A New Look at Old Middleton – Flour Power

A new look at old Middleton!
One hundred years before “flower power” became a rallying call for America’s youth, Middleton had its own brand of “flour power”. In 1871, two Middleton entrepreneurs built a flour mill to grind wheat into flour and transport it to market by wagon. These men, James Stephenson and J. C. Isaacs, hired Middleton carpenter and stonemason William C. Moore to construct the mill on the side-hill near what is now Dewey Avenue. In 1872, Mr. Stephenson hired S. S. Foote to run the mill.
Mr. Foote had recently moved from California where he had learned the milling business. Mr. Foote, whose descendants still live in Middleton, was born in Connecticut and reached California by way of Cape Horn. The gold mines drew him to Idaho, but milling kept him here. By 1885, he was the owner of the mill.
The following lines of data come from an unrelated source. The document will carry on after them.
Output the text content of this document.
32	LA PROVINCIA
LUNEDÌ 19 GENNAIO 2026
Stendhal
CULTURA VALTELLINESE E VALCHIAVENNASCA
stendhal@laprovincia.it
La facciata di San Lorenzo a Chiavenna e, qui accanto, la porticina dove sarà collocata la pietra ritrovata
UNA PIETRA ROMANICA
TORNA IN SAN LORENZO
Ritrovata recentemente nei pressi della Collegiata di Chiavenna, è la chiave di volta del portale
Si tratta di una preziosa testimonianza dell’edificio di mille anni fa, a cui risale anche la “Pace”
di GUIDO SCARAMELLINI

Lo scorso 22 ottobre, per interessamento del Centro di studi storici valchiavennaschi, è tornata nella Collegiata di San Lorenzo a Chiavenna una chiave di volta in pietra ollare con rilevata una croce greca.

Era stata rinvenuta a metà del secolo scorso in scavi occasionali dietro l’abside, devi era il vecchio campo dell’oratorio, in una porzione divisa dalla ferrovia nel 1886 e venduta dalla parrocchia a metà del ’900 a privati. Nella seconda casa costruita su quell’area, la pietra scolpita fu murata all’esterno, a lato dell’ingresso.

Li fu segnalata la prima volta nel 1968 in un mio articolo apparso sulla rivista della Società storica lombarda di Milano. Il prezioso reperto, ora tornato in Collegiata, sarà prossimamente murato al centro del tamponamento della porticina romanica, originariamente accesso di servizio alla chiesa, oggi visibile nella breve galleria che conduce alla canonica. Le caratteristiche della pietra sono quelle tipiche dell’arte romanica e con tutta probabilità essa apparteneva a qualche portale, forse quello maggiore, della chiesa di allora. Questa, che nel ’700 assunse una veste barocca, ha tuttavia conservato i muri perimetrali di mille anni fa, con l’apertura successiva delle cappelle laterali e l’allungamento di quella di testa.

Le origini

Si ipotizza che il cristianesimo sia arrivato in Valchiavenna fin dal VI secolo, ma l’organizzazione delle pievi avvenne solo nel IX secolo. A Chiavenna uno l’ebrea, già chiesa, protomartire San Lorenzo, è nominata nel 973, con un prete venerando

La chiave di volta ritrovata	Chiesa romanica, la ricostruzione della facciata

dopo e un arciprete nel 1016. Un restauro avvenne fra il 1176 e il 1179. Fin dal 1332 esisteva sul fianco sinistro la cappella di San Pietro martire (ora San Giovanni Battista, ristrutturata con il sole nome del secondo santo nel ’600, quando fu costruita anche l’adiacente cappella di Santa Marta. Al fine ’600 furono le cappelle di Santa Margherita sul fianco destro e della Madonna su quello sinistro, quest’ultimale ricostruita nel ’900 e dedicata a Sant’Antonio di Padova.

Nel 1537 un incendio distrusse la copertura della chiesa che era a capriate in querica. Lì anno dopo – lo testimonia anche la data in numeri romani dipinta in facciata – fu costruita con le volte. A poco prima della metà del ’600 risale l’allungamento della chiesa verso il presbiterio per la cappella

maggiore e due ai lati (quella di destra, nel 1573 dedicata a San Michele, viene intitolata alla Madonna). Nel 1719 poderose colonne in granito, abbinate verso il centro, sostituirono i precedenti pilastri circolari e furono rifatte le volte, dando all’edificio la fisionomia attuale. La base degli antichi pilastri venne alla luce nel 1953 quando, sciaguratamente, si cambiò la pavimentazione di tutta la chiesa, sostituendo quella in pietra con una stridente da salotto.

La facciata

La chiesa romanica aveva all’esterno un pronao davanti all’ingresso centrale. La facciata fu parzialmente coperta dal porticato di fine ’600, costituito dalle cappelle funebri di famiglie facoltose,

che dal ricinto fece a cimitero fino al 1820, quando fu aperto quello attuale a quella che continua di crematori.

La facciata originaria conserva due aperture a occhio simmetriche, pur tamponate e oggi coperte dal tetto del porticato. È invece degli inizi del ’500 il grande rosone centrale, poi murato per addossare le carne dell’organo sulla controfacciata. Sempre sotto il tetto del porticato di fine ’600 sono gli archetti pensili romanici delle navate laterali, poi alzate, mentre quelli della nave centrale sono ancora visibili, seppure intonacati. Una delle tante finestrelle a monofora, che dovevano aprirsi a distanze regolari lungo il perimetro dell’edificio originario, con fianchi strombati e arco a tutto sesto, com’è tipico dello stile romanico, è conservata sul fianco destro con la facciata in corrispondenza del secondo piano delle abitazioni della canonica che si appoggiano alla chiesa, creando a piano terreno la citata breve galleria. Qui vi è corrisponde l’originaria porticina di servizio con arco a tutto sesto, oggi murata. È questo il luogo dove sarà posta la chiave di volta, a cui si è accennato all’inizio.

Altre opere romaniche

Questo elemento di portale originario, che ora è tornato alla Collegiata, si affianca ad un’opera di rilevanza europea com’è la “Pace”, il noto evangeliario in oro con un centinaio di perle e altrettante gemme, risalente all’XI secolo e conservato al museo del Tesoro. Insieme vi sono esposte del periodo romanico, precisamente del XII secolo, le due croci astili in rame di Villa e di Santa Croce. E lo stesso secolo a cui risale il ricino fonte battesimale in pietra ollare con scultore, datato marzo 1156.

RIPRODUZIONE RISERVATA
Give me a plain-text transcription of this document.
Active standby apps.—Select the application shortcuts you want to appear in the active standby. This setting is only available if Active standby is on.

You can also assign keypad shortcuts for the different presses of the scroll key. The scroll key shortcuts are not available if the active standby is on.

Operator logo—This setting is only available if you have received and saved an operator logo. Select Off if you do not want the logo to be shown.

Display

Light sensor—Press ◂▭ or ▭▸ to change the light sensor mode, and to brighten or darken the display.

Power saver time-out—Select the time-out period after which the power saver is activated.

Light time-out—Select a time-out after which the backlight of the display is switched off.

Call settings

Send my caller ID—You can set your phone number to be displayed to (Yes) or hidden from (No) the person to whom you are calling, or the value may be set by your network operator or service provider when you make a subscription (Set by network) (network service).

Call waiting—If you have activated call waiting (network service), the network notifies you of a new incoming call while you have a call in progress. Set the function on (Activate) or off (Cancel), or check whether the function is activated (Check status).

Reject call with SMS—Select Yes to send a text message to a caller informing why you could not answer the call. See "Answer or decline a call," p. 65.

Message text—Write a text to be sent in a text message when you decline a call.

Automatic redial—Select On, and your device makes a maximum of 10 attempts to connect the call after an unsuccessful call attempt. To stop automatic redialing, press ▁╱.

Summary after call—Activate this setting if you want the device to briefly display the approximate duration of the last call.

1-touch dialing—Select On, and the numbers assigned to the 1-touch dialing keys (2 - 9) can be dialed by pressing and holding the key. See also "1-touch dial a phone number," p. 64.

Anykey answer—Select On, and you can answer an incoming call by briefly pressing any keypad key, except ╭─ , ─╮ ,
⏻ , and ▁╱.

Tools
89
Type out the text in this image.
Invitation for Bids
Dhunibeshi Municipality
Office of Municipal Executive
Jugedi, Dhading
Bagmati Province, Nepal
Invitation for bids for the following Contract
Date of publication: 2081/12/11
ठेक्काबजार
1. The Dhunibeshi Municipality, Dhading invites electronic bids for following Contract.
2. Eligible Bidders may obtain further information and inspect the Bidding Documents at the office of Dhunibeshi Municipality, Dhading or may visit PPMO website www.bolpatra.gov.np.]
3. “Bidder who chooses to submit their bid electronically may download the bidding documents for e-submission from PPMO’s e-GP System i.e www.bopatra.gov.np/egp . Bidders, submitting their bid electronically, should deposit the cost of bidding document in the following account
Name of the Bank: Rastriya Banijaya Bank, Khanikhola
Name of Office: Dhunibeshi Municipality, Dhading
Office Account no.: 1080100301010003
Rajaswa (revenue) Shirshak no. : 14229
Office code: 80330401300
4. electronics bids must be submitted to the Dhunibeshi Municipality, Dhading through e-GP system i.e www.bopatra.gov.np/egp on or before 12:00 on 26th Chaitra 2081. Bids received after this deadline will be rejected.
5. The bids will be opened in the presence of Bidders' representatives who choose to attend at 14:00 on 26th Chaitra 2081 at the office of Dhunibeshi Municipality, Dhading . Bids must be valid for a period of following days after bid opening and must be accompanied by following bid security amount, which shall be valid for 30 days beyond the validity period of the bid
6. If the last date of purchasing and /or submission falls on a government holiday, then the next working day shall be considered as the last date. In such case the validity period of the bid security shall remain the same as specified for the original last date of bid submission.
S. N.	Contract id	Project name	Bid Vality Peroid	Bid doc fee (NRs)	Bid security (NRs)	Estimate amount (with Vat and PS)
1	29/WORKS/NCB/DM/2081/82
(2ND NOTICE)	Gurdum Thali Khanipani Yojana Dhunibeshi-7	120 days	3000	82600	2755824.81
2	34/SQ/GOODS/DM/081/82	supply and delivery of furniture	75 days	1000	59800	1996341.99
The water-powered mill got its power from the Middleton Mill Ditch, which ran from the Boise River east of Star into the town. The mill served local farmers as well as those from as far away as Umatilla and Jordan Valley, Oregon. It included a two-story mill building and a granary for storing wheat prior to grinding. The lower level contained the stone grinding burrs; flour was bagged on the upper level. A long chute carried bags of flour from the second floor down to a storage area where they were loaded onto wagons and hauled to market. Rumor has it, that chute was also a source of mischievous recreation for young boys when the miller wasn’t watching.
The business was very successful, and Mr. Foote was interested in expanding his shipping opportunities. A railroad spur line was planned for Middleton, but construction was delayed, so Mr. Foote dismantled his buildings and reassembled them in Caldwell to take advantage of railroad shipping. The mill operated there for six years, but burned to the ground in 1905. He and his family returned to Middleton where he began to develop real estate holdings. In a sad piece of historic irony, the promised spur line was completed through Middleton in 1902 and ran right through the Foote property, not 100 yards from the original site of the mill.
Traveling north on Dewey, you can see a sign on the east side of the road marking the location of the entrance to the former mill site. It can be argued that Middleton’s “flour power” lasted longer than the “flower power” that began in California 100 years later.